Investigating data-driven approaches to understand the interaction between water quality and physiological response of sentinel oysters in natural environment

Abstract The research presented in this paper was conducted as part of a project that aimed at using biosensors on sentinel oysters to provide a biological perspective of environmental changes. The physiological response patterns (e.g. heart rate variability, shell gape) of sentinel oysters can provide valuable insight into their exposure to environmental stressors. Sensors were attached to measure both heart rate and shell gape (physiological behaviour) of oysters placed at different depths in the water column. Sensors were also deployed to measure water quality that represents the environmental condition the oysters were in. The objective of this study is to utilise the data from different sensors to investigate how environmental conditions modulate physiological response of oysters. We have utilised a set of machine learning models to develop data-driven approaches that can predict heart rate and shell gape (opening and closing action) of oysters from water quality variables, and vice-versa. The level of prediction accuracy indicates how well environmental conditions influence the physiological response of oysters.

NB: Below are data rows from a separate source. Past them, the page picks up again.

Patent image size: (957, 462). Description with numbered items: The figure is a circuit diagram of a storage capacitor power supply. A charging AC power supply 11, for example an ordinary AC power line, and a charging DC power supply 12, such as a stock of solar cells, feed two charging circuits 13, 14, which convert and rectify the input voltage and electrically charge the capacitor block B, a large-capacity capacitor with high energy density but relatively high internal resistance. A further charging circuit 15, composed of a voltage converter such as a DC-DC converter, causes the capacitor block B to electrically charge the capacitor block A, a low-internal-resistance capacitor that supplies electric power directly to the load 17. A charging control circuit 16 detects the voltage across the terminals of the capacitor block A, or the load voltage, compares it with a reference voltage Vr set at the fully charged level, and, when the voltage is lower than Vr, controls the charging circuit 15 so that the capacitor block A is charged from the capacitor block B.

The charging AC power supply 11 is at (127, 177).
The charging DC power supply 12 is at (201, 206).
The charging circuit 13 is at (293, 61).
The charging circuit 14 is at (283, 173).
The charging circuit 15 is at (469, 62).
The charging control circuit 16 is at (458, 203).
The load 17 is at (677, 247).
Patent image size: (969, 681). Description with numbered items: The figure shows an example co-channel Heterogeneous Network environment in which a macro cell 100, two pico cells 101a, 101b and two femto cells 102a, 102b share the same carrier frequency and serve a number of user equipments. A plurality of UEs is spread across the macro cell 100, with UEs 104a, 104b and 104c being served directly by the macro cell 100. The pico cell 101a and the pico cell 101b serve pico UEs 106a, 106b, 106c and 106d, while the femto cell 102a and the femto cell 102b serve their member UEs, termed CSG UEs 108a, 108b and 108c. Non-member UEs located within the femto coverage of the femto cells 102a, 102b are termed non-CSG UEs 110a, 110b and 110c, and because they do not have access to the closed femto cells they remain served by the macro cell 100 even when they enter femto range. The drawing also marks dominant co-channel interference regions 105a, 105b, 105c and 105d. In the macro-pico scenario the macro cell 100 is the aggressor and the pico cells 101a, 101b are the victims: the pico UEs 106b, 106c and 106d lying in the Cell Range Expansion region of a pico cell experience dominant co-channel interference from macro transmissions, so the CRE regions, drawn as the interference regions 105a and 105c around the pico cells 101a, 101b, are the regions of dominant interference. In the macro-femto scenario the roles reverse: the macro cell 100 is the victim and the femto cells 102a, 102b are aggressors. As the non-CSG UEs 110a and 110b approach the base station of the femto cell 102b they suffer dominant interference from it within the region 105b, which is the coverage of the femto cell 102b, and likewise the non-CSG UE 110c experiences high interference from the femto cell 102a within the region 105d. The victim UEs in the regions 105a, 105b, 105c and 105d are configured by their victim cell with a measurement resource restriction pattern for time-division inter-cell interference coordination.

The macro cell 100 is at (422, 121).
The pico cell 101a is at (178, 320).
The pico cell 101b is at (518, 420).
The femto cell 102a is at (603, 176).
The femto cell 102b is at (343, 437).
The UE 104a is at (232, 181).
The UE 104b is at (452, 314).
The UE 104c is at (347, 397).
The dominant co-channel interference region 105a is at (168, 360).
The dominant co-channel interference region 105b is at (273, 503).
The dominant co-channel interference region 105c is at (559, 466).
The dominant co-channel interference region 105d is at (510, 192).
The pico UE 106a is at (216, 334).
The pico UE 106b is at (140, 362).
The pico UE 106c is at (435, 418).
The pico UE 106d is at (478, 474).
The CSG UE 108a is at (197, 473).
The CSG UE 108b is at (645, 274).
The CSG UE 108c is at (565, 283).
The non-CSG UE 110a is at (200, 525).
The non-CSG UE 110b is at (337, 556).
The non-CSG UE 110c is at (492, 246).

The effectiveness of the developed approaches is evaluated using data collected from two different deployments of sensors in South East Tasmania, Australia. Experimental results demonstrate that the presented data-driven approaches can provide accurate predictions of physiological and water quality variables, for the data set considered in this study. The prediction error (in terms of MAPE) for HR and water quality is in the range of 3.17%-8.21% and 0.72%–2.48%, respectively, and classification accuracy (F-Score) for shell gape varies between 0.96 and 0.99.